DİSK İşbirlikçi sendikal çizgiden hesap soran öfkeyi diğer iş kollarına yaymak sorumluluğumuz
DİSK Genel Başkanı Kani Beko, metal işçilerinin Bursa’da başlayıp, Kocaeli, Sakarya ve Ankara’ya yayılan direnişlerine ilişkin bir açıklama yaptı. Açıklamada DİSK’in sorumluluğunun metal işçisinin işbirlikçi sendikal çizgiye öfkesini diğer iş kollarına yaymak olduğu vurgulandı
- 23 Mayıs 2015, Cumartesi 19:55
- A-
- A+
DİSK Genel Başkanı Kani Beko, metal işçilerinin Bursa’da başlayıp, Kocaeli, Sakarya ve Ankara’ya yayılan direnişlerine ilişkin bir açıklama yaptı. Beko açıklamasında “Metal işçileri insanca yaşam, söz ve karar hakkı için direnmektedir” dedi. Metal işçisinin direnişinin yıllardır sürdürülen sömürü ve baskıya karşı büyük bir başkaldırı olduğunu söyleyen Beko, “Bu başkaldırı insanca yaşam ve çalışma koşulları talebiyle birlikte, 12 Eylül askeri faşist diktatörlüğü eliyle kurulup bugüne dek geliştirilen sömürü çarkına köklü bir itirazdır. Yani, “eşit işe eşit ücret”, “sendikal örgütlenme özgürlüğü” ve “sendika içi demokrasi” talebiyle yürüttükleri mücadele sadece işverene karşı değil, devlet ve sermaye yanlısı işbirlikçi sendikal anlayışa karşıdır” dedi.

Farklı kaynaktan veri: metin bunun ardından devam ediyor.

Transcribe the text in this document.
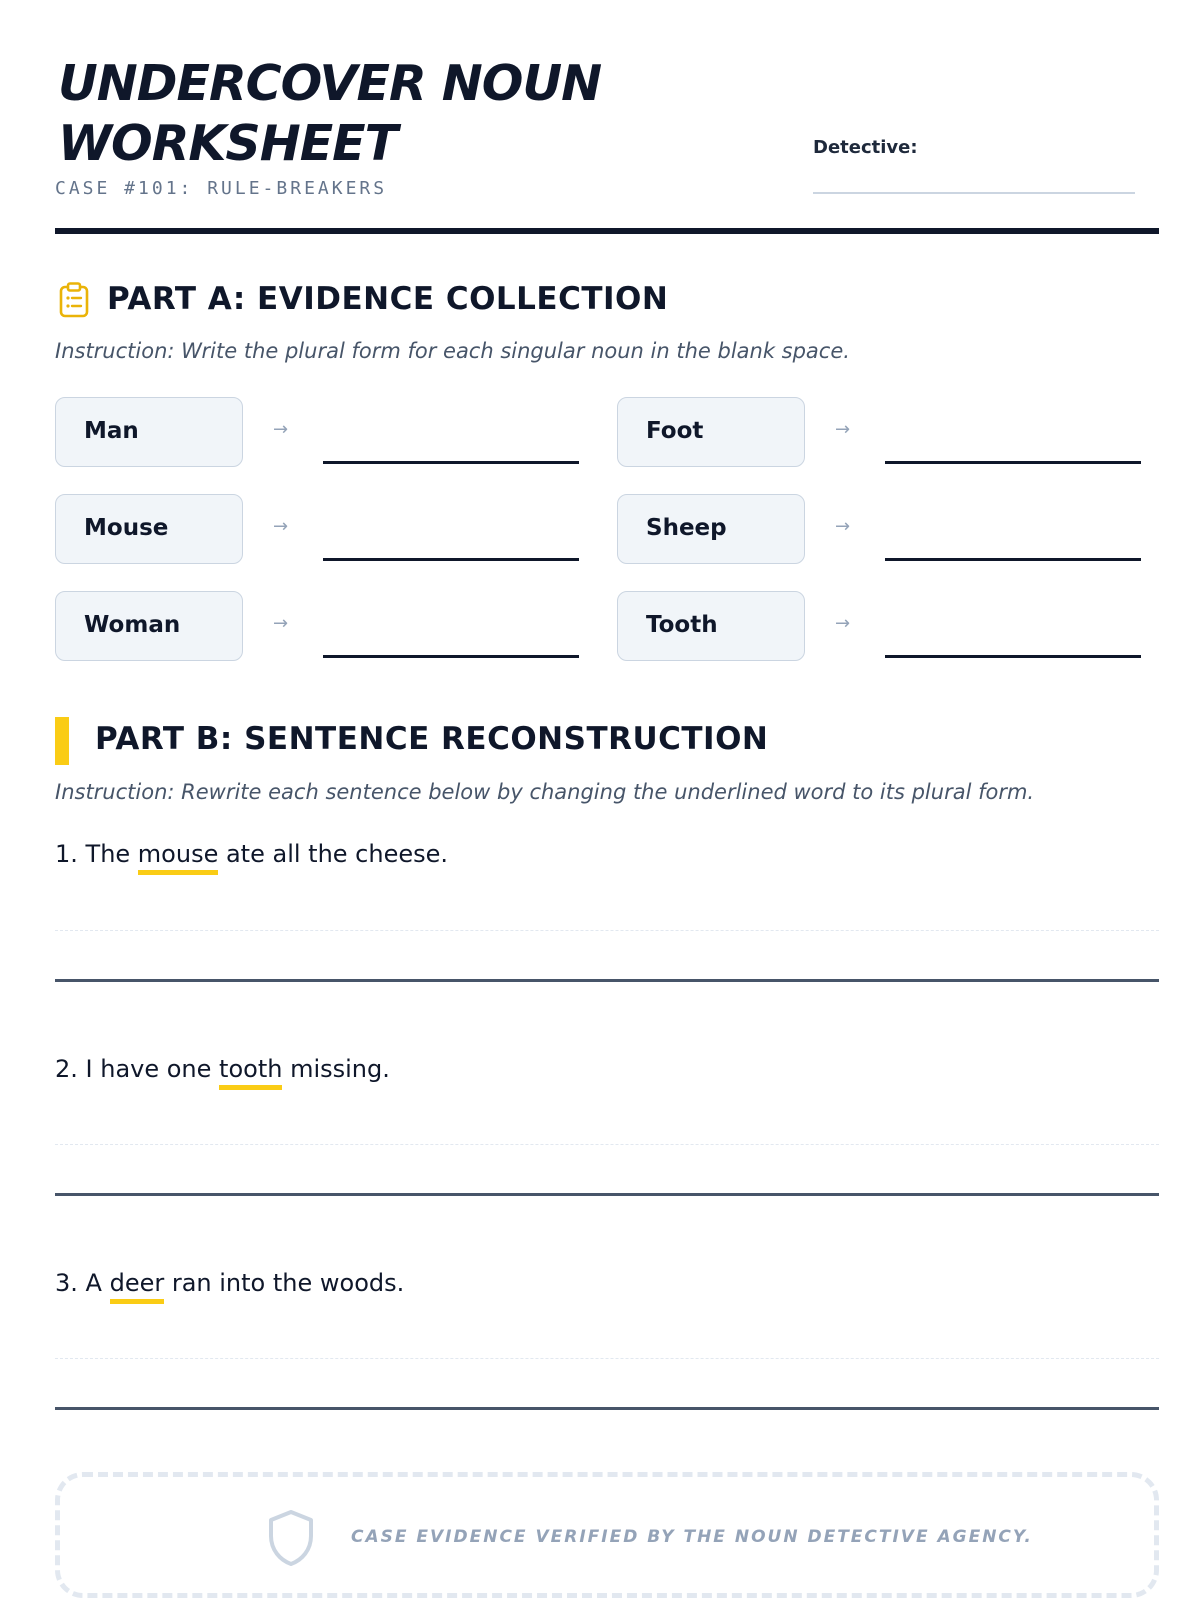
UNDERCOVER NOUN WORKSHEET
CASE #101: RULE-BREAKERS
Detective:
PART A: EVIDENCE COLLECTION

Instruction: Write the plural form for each singular noun in the blank space.

Man	→	Foot	→
Mouse	→	Sheep	→
Woman	→	Tooth	→
PART B: SENTENCE RECONSTRUCTION

Instruction: Rewrite each sentence below by changing the underlined word to its plural form.

1. The mouse ate all the cheese.
2. I have one tooth missing.
3. A deer ran into the woods.
CASE EVIDENCE VERIFIED BY THE NOUN DETECTIVE AGENCY.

Beko, “Metal işçilerinin isyanının ilerici/demokratik sendikal birikimle buluşmasını sağlamak; direnişin sönümlenmesine engel olmak için çaba sarf etmek; işbirlikçi sendikal çizgiden hesap soran bu öfkeyi diğer iş kollarına yaymak, vazgeçemeyeceğimiz sorumluluklarımız arasında yer alıyor” derken metal işçisinin ihtiyaçlarına ilişkin tüm DİSK ailesi nin kapısının sonuna kadar açık olduğunu da belirtti.

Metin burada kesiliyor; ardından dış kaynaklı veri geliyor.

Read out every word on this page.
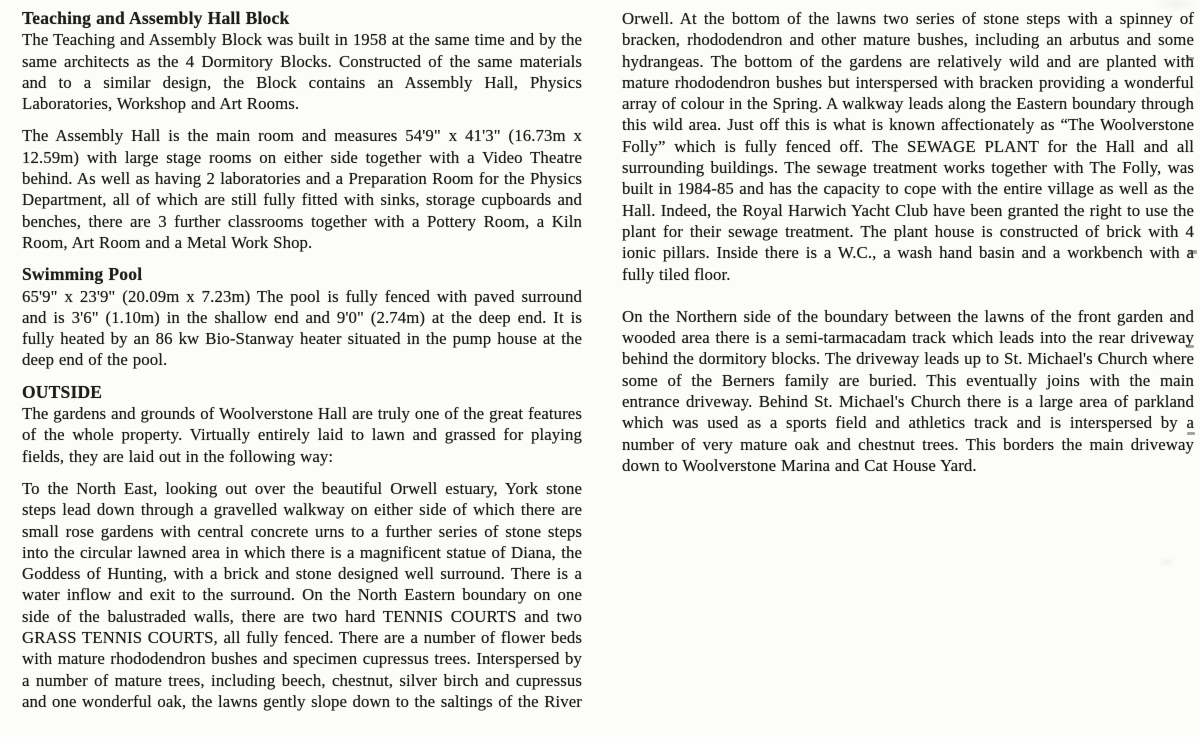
Teaching and Assembly Hall Block

The Teaching and Assembly Block was built in 1958 at the same time and by the same architects as the 4 Dormitory Blocks. Constructed of the same materials and to a similar design, the Block contains an Assembly Hall, Physics Laboratories, Workshop and Art Rooms.

The Assembly Hall is the main room and measures 54'9" x 41'3" (16.73m x 12.59m) with large stage rooms on either side together with a Video Theatre behind. As well as having 2 laboratories and a Preparation Room for the Physics Department, all of which are still fully fitted with sinks, storage cupboards and benches, there are 3 further classrooms together with a Pottery Room, a Kiln Room, Art Room and a Metal Work Shop.

Swimming Pool

65'9" x 23'9" (20.09m x 7.23m) The pool is fully fenced with paved surround and is 3'6" (1.10m) in the shallow end and 9'0" (2.74m) at the deep end. It is fully heated by an 86 kw Bio-Stanway heater situated in the pump house at the deep end of the pool.

OUTSIDE

The gardens and grounds of Woolverstone Hall are truly one of the great features of the whole property. Virtually entirely laid to lawn and grassed for playing fields, they are laid out in the following way:

To the North East, looking out over the beautiful Orwell estuary, York stone steps lead down through a gravelled walkway on either side of which there are small rose gardens with central concrete urns to a further series of stone steps into the circular lawned area in which there is a magnificent statue of Diana, the Goddess of Hunting, with a brick and stone designed well surround. There is a water inflow and exit to the surround. On the North Eastern boundary on one side of the balustraded walls, there are two hard TENNIS COURTS and two GRASS TENNIS COURTS, all fully fenced. There are a number of flower beds with mature rhododendron bushes and specimen cupressus trees. Interspersed by a number of mature trees, including beech, chestnut, silver birch and cupressus and one wonderful oak, the lawns gently slope down to the saltings of the River

Orwell. At the bottom of the lawns two series of stone steps with a spinney of bracken, rhododendron and other mature bushes, including an arbutus and some hydrangeas. The bottom of the gardens are relatively wild and are planted with mature rhododendron bushes but interspersed with bracken providing a wonderful array of colour in the Spring. A walkway leads along the Eastern boundary through this wild area. Just off this is what is known affectionately as “The Woolverstone Folly” which is fully fenced off. The SEWAGE PLANT for the Hall and all surrounding buildings. The sewage treatment works together with The Folly, was built in 1984-85 and has the capacity to cope with the entire village as well as the Hall. Indeed, the Royal Harwich Yacht Club have been granted the right to use the plant for their sewage treatment. The plant house is constructed of brick with 4 ionic pillars. Inside there is a W.C., a wash hand basin and a workbench with a fully tiled floor.

On the Northern side of the boundary between the lawns of the front garden and wooded area there is a semi-tarmacadam track which leads into the rear driveway behind the dormitory blocks. The driveway leads up to St. Michael's Church where some of the Berners family are buried. This eventually joins with the main entrance driveway. Behind St. Michael's Church there is a large area of parkland which was used as a sports field and athletics track and is interspersed by a number of very mature oak and chestnut trees. This borders the main driveway down to Woolverstone Marina and Cat House Yard.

Açıklamanın tam metni şöyle;
Sınıf kardeşlerimiz metal işçilerinin önce Bursa’da çeşitli fabrikalarda özgüven ve kararlılıklarıyla başlattıkları direnişler yayılarak Kocaeli, Sakarya ve Ankara’ya ulaştı.

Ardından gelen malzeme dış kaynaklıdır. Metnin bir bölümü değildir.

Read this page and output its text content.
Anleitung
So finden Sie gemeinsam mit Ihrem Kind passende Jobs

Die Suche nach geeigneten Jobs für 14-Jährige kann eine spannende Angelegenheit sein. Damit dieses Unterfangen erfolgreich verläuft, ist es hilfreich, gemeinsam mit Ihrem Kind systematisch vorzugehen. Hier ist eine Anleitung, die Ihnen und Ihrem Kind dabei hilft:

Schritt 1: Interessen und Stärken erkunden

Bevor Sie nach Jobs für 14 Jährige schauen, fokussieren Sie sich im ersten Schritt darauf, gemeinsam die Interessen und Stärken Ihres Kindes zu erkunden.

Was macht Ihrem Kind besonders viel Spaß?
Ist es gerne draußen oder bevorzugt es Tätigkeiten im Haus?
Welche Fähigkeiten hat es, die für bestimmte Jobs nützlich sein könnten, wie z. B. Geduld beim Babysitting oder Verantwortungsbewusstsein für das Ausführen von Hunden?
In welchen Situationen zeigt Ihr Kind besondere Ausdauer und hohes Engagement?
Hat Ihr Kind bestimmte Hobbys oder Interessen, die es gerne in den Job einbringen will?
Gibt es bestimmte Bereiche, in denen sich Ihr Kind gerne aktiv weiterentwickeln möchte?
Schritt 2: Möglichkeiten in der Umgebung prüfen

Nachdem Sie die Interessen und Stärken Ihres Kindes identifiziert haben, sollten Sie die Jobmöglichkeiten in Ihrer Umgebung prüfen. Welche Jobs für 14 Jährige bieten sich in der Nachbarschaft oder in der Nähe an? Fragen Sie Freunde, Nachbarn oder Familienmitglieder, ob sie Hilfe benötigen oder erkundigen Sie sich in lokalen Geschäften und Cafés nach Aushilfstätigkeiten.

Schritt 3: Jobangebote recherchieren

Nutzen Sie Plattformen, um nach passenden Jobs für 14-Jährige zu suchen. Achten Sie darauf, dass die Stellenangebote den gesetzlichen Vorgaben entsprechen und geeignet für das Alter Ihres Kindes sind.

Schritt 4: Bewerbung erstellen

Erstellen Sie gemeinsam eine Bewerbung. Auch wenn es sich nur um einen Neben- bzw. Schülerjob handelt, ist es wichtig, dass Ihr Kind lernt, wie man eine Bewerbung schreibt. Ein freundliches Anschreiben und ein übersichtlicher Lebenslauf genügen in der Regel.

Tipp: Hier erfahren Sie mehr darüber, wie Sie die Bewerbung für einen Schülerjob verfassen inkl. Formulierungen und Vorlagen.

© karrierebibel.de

Eylemin başlangıcında ve temelinde işbirlikçi sendikal anlayışa ve işçilerin ekonomik kayıplara yol açan tutumuna yönelik itirazların öne çıktığı gözükmektedir. Zira, işbirlikçi/sarı sendikanın imzaladığı toplu sözleşmelerde metal işçisinin ücretleri gerilemeye devam etti. Özellikle işe yeni başlayan işçiler daha önce kazanılan haklardan yararlandırılmadılar.
Türkiye’nin en büyük 500 firmasının 172’si metal işkolundadır ve metal işkolu, madenler gibi Türkiye’nin kârlılık oranı en yüksek işkollarından biridir. Otomotiv sektörü geçtiğimiz yılın ihracat şampiyonu idi. Kuşkusuz ki, bu “başarı tablosunun” arkasında sefalet ücretleri var, işçilere yaşam şansı tanımayan, günlük 11 saate varan uzun çalışma saatleri var.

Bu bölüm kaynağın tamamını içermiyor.